A proposal for a sweeping 20-cent-per-pound fee on virgin, single-use plastic is back in the U.S. Congress, reigniting a debate on a tax that the industry spent more than $1 million to block two years ago.
Sen. Sheldon Whitehouse, D-R.I., and Rep. Lloyd Doggett, D-Texas, reintroduced the bill Sept. 19, saying it would boost the use of recycled plastic, provide funds for recycling infrastructure and put the plastics industry more on the hook for the cost of pollution.
"A polluter fee would hold the biggest plastics companies accountable for the damage they've caused and increase the amount of plastic that actually gets recycled," Whitehouse said. "We are living with a flood of plastic pollution. Microplastics have reached the most remote parts of Antarctica, and they've been found in human blood and infant formula."

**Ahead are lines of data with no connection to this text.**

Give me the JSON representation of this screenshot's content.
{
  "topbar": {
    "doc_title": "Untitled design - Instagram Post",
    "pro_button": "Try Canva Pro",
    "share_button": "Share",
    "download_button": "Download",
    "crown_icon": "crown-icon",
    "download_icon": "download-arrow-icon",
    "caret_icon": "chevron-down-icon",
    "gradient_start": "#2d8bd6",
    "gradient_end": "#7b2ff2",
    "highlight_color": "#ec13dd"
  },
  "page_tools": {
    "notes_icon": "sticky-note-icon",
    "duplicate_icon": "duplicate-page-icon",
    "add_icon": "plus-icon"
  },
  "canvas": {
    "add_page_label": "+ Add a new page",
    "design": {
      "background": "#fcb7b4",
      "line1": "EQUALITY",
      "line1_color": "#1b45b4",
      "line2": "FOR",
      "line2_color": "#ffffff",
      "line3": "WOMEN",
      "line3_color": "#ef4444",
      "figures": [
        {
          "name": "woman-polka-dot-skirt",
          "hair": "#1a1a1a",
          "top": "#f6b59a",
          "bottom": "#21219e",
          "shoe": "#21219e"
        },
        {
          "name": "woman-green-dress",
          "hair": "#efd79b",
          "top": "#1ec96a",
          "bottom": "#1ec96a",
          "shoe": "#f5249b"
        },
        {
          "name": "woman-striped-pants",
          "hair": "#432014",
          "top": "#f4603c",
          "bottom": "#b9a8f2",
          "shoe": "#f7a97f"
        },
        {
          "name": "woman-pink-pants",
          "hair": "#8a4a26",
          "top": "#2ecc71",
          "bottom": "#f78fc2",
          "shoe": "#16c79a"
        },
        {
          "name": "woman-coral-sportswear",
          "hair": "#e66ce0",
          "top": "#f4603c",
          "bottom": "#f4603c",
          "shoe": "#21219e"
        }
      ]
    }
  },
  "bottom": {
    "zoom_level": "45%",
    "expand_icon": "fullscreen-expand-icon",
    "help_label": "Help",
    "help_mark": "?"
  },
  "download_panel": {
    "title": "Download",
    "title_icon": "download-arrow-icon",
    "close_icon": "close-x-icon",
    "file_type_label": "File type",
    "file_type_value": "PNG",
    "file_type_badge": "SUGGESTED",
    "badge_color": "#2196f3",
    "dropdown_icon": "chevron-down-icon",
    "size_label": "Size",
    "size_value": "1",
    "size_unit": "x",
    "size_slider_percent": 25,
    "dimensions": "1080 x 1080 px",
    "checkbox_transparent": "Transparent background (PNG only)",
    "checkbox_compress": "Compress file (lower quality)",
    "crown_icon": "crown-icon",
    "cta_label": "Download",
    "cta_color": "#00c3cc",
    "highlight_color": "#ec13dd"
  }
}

In 2021, Whitehouse used his seat on the Senate finance committee to get the same 20-cent tax plan on a short list of Democratic priorities for funding its $3.5 trillion Build Back Better initiative, but it was ultimately dropped from those plans.

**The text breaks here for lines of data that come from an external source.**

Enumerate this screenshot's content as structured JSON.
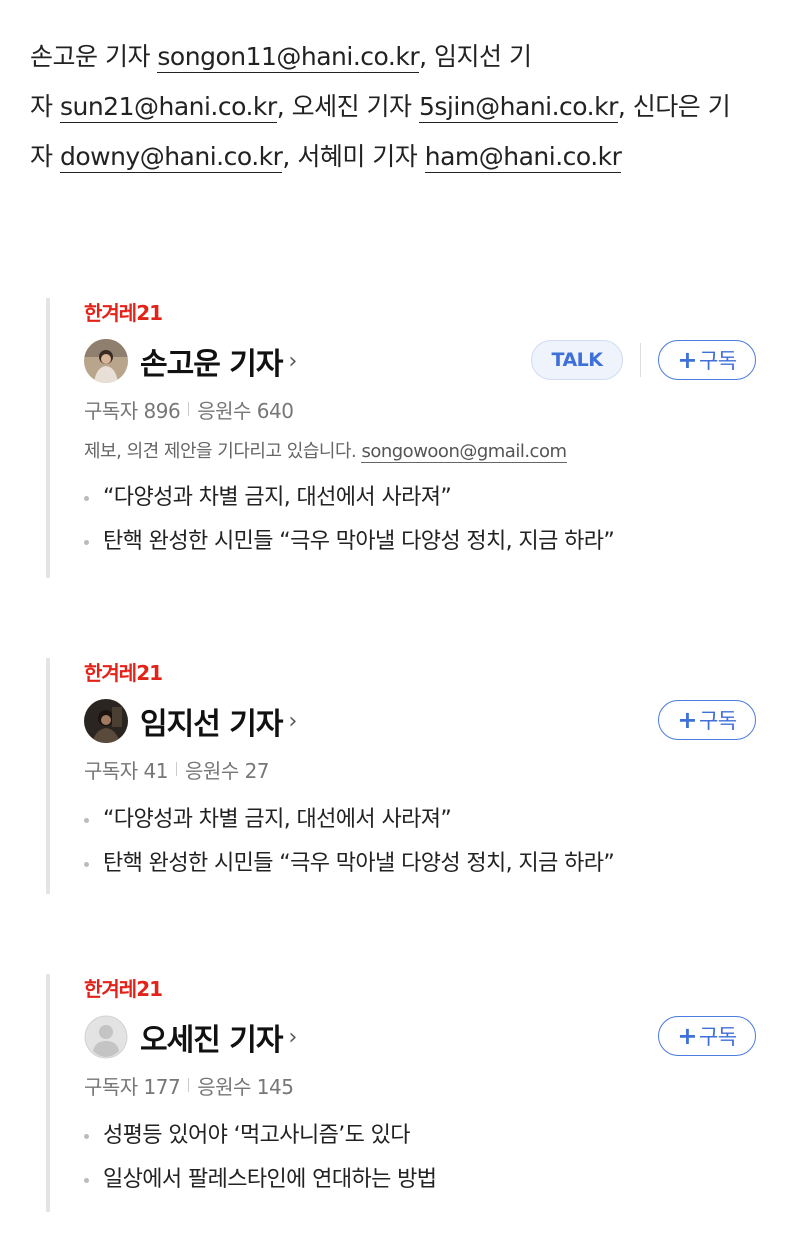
{
  "credits": {
    "line1_prefix": "손고운 기자 ",
    "email1": "songon11@hani.co.kr",
    "line1_suffix": ", 임지선 기",
    "line2_prefix": "자 ",
    "email2": "sun21@hani.co.kr",
    "line2_mid": ", 오세진 기자 ",
    "email3": "5sjin@hani.co.kr",
    "line2_suffix": ", 신다은 기",
    "line3_prefix": "자 ",
    "email4": "downy@hani.co.kr",
    "line3_mid": ", 서혜미 기자 ",
    "email5": "ham@hani.co.kr"
  },
  "reporters": [
    {
      "logo": "한겨레21",
      "name": "손고운 기자",
      "talk_label": "TALK",
      "subscribe_label": "구독",
      "subscribers_label": "구독자 896",
      "supporters_label": "응원수 640",
      "description": "제보, 의견 제안을 기다리고 있습니다. ",
      "description_email": "songowoon@gmail.com",
      "articles": [
        "“다양성과 차별 금지, 대선에서 사라져”",
        "탄핵 완성한 시민들 “극우 막아낼 다양성 정치, 지금 하라”"
      ]
    },
    {
      "logo": "한겨레21",
      "name": "임지선 기자",
      "subscribe_label": "구독",
      "subscribers_label": "구독자 41",
      "supporters_label": "응원수 27",
      "articles": [
        "“다양성과 차별 금지, 대선에서 사라져”",
        "탄핵 완성한 시민들 “극우 막아낼 다양성 정치, 지금 하라”"
      ]
    },
    {
      "logo": "한겨레21",
      "name": "오세진 기자",
      "subscribe_label": "구독",
      "subscribers_label": "구독자 177",
      "supporters_label": "응원수 145",
      "articles": [
        "성평등 있어야 ‘먹고사니즘’도 있다",
        "일상에서 팔레스타인에 연대하는 방법"
      ]
    }
  ],
  "colors": {
    "brand_red": "#e2231a",
    "accent_blue": "#3f6fd8"
  },
  "icons": {
    "chevron": "chevron-right-icon",
    "plus": "plus-icon",
    "avatar_placeholder": "user-placeholder-icon"
  }
}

At the time, the plastics industry spent over $1 million lobbying against it, when Democrats controlled both the House and Senate. With Republicans now controlling the House, the bill could face a more uphill climb.
The American Chemistry Council and its America's Plastics Makers subsidiary criticized the latest bill from Whitehouse and Doggett, who is a senior Democrat on the tax writing House Ways and Means Committee, as the wrong approach.

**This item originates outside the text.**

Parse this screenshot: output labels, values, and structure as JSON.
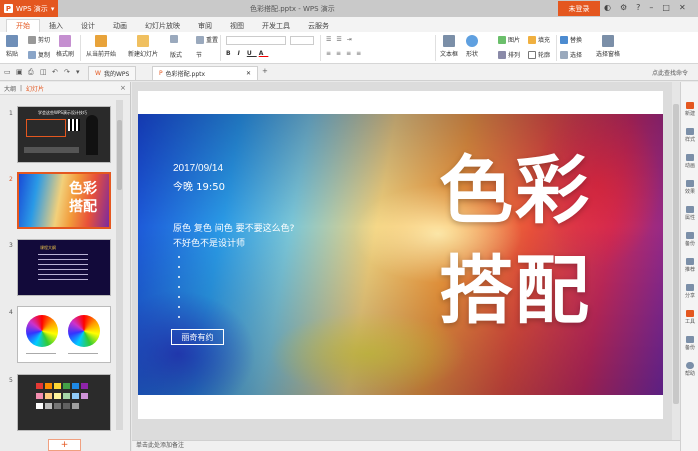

"America's plastic makers share Congress' concerns about the serious problem of mismanaged plastic waste but imposing a 20-cent-per-pound tax on virgin plastic materials would harm consumers, be a step backward in the fight against climate change and hinder U.S. efforts to rein in inflation," said Ross Eisenberg, president of APM. "When this tax was introduced in 2021, we said it was the wrong approach. It's still the wrong approach."